Kolaborasi untuk Kemajuan Kota
Bodewin menegaskan pentingnya kerja sama lintas sektor dalam memperkuat perekonomian Ambon.
Ia menyebutkan bahwa dukungan DPRD, TNI/Polri, kejaksaan, pengadilan, hingga mitra swasta dan perbankan menjadi kunci keberhasilan.
“Kita tidak bisa bekerja sendiri-sendiri. Harus ada kolaborasi untuk mendorong perubahan,” katanya.

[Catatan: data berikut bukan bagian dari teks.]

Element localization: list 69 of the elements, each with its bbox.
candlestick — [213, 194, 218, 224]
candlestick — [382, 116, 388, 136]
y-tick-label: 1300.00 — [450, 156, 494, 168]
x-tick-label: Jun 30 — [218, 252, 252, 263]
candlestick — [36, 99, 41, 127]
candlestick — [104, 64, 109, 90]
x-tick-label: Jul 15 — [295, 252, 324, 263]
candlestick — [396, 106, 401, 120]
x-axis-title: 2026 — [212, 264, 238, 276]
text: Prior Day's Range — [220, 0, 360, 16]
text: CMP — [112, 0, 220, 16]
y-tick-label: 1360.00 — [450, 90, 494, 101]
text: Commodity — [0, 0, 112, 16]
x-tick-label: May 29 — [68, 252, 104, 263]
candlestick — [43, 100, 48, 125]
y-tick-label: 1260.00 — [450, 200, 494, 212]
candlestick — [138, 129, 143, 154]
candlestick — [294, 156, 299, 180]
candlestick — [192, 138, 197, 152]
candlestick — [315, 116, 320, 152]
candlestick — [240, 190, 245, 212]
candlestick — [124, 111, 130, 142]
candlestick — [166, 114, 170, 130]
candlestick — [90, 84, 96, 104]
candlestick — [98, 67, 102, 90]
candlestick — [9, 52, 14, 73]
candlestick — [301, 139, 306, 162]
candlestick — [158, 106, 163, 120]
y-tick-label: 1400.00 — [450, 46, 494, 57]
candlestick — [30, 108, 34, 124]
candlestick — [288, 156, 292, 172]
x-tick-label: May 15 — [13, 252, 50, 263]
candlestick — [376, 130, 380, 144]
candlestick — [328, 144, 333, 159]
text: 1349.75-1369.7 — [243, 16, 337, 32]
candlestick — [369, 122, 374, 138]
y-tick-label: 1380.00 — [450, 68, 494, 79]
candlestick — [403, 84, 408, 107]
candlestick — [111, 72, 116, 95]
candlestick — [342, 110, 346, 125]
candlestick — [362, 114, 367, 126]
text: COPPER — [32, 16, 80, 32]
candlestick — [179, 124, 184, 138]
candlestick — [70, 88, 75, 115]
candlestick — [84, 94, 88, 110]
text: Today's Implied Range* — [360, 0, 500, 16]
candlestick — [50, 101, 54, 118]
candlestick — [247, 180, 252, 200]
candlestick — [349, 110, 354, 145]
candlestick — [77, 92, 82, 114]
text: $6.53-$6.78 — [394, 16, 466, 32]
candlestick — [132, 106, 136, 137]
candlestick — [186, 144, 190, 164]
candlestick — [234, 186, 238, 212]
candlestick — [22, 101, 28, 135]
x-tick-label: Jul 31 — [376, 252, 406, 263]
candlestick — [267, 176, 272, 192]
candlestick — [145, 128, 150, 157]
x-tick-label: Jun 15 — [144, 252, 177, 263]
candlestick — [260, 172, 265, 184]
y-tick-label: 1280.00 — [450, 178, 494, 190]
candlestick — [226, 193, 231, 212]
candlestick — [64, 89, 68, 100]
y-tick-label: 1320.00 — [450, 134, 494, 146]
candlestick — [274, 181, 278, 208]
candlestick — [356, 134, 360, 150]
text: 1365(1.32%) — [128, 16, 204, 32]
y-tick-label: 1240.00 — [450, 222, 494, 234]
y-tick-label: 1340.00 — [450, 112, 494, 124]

Menurutnya, DPRD Expo 2025 menjadi bukti nyata bahwa sinergi antara pemerintah, legislatif, dan masyarakat dapat berjalan harmonis dalam mendorong kesejahteraan warga.
“Kami berharap Expo ini tidak hanya jadi ajang pameran, tapi menjadi upaya memperkuat ekonomi lokal dan membangun Ambon yang lebih maju, tangguh, dan sejahtera,” tandasnya.
DPRD sebagai Mitra Pembangunan
Ketua DPRD Kota Ambon, Moritz Tamaela, menegaskan bahwa Expo UMKM 2025 merupakan bagian dari pertanggungjawaban publik DPRD atas kinerjanya.
Meski biasanya digelar di akhir tahun, kali ini kegiatan dilakukan lebih awal sebagai strategi membuka ruang interaksi langsung dengan masyarakat.
“Kami bukan hanya mitra pengawas, tapi juga mitra pembangunan. Kita ingin mendorong kolaborasi yang lebih kuat bersama pemerintah,” jelas Moritz.
Sementara itu, Sekretaris DPRD Kota Ambon, Apries B. Gasperz, menambahkan bahwa kegiatan ini sepenuhnya didukung dana Corporate Social Responsibility (CSR) dari BUMN, BUMD, serta unit usaha eksternal.